Multiple Israeli intelligence sources told The Jerusalem Post back in January that Iran’s supreme leader Ayatollah Ali Khamenei was dying for a deal and that all of the public playing hard to get was negotiating tactics.
Some officials suggested that possibly Khamenei merely wanted to wait to finalize the deal until after the June 18 presidential elections or until he could ensure a hardliner he supported would win that election, regardless of the deal.
If that is true, he may be able to let the deal go forward even before June 18. Or maybe after at least the Iranian Guardian Council disqualifies any possible problematic challengers.
One clear sign that Khamenei wants a deal is that he rebuffed Iran’s self-set deadlines for kicking out IAEA inspectors – absent an end to sanctions – in January and February and is poised to postpone Friday’s deadline.
When a side blows through its redlines repeatedly and its main threat to hold over the other side, it exposes how badly they want the deal, regardless of public statements.

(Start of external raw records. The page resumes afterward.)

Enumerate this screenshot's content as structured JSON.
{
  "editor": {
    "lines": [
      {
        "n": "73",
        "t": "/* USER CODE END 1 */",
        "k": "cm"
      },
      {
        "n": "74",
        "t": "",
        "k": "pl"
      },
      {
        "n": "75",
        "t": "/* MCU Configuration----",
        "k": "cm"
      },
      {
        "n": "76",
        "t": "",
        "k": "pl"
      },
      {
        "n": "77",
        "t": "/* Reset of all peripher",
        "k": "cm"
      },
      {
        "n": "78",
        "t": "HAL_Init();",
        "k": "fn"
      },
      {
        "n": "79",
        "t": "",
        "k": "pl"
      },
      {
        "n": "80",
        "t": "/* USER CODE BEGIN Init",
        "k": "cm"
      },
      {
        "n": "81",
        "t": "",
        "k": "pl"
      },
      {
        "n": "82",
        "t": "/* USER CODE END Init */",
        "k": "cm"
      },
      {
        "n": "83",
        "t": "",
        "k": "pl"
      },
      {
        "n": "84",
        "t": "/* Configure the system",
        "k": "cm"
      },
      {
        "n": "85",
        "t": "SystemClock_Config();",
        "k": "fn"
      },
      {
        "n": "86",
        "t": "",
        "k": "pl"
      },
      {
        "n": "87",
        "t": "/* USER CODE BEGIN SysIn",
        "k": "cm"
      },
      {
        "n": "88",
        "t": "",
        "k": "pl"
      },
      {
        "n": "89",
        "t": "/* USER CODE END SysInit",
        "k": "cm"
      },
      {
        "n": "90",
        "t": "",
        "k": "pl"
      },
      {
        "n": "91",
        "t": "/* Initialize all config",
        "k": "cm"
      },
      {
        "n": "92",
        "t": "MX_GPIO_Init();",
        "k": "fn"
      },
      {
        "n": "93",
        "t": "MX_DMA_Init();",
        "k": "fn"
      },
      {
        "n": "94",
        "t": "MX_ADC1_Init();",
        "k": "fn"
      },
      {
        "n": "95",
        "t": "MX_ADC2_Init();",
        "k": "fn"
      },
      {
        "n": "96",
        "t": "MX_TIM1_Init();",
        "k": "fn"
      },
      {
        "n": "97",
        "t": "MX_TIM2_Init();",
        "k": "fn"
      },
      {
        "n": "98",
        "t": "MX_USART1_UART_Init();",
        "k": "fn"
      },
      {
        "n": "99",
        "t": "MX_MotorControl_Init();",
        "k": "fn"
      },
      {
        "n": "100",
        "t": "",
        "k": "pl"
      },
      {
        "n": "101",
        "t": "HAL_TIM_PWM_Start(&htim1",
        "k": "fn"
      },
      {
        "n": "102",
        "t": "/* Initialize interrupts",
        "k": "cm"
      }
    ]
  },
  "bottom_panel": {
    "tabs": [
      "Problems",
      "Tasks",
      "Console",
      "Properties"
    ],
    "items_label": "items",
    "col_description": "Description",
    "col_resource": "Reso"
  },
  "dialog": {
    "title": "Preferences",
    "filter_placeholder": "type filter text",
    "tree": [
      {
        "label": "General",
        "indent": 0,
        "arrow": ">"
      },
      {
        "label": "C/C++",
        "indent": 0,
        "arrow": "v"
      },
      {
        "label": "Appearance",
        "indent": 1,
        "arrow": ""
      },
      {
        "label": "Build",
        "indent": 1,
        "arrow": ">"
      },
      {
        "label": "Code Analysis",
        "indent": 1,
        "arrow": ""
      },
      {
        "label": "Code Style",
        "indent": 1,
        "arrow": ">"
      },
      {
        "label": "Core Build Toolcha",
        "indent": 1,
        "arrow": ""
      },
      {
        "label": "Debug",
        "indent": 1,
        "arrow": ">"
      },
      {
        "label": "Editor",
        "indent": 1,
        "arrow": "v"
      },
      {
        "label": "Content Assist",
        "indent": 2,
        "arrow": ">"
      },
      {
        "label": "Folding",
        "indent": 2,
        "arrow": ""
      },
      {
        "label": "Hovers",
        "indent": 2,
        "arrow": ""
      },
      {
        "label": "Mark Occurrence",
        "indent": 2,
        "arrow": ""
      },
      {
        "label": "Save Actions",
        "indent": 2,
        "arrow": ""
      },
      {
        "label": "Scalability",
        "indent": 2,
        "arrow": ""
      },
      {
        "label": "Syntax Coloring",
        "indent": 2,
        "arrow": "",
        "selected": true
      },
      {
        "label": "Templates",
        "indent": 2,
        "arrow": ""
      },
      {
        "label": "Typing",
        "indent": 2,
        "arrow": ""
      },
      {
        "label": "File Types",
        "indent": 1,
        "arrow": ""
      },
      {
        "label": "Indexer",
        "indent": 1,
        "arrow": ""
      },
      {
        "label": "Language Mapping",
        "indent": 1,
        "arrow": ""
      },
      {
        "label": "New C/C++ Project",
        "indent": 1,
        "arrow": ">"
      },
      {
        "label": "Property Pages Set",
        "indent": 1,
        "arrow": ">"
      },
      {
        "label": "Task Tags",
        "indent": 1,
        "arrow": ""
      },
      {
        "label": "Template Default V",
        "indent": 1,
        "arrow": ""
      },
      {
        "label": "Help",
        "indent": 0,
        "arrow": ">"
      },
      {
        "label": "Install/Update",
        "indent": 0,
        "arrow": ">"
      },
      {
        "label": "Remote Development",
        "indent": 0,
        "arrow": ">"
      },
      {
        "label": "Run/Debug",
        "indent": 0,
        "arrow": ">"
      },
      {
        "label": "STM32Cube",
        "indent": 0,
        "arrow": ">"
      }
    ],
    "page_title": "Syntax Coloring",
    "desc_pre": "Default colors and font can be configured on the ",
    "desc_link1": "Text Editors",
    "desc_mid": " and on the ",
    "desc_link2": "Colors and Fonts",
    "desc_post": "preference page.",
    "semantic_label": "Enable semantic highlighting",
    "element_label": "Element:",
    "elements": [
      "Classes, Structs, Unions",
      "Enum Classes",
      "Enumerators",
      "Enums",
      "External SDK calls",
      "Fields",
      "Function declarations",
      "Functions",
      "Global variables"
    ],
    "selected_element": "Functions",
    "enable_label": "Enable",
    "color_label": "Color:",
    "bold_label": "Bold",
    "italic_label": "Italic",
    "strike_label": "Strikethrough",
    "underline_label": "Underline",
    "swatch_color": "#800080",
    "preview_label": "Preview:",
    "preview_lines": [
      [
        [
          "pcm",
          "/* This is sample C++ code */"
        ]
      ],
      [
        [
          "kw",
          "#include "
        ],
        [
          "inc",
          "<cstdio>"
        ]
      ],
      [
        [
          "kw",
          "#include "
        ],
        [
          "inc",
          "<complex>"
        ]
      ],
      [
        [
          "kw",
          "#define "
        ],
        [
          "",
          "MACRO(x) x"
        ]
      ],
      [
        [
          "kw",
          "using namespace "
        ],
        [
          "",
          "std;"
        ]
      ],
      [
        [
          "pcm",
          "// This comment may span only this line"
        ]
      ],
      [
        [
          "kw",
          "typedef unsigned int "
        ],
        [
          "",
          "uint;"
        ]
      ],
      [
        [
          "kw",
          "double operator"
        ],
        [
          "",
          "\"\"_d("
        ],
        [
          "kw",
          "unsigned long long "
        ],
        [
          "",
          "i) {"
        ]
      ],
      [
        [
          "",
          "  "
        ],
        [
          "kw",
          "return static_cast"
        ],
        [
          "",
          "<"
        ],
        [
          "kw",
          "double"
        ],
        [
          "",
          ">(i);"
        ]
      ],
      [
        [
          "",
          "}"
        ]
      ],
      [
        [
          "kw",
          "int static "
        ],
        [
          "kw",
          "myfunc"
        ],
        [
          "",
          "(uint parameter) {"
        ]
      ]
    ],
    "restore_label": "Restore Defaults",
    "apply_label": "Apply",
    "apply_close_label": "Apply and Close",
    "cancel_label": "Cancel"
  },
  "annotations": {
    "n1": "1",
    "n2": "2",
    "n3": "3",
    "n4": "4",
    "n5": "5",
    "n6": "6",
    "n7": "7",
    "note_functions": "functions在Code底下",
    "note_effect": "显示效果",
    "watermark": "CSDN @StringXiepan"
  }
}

If and when a deal is made, Jerusalem will need to work hard to get the Biden administration to make the JCPOA “longer and stronger” as it vowed it would in follow-on negotiations.
The IDF and the Mossad will need to be on constant alert for Iranian cheating and covert nuclear moves.
Also, the Jewish state will need to be ready to take action if and when the Islamic Republic crosses any lines which could take it too close to breaking out to a nuclear weapon.
Gaza is not going away and will remain a critical issue to resolve or manage.
But the Iranian nuclear issue is the one potential existential challenge to Israel’s existence and the new deal will ripple across the region and the globe.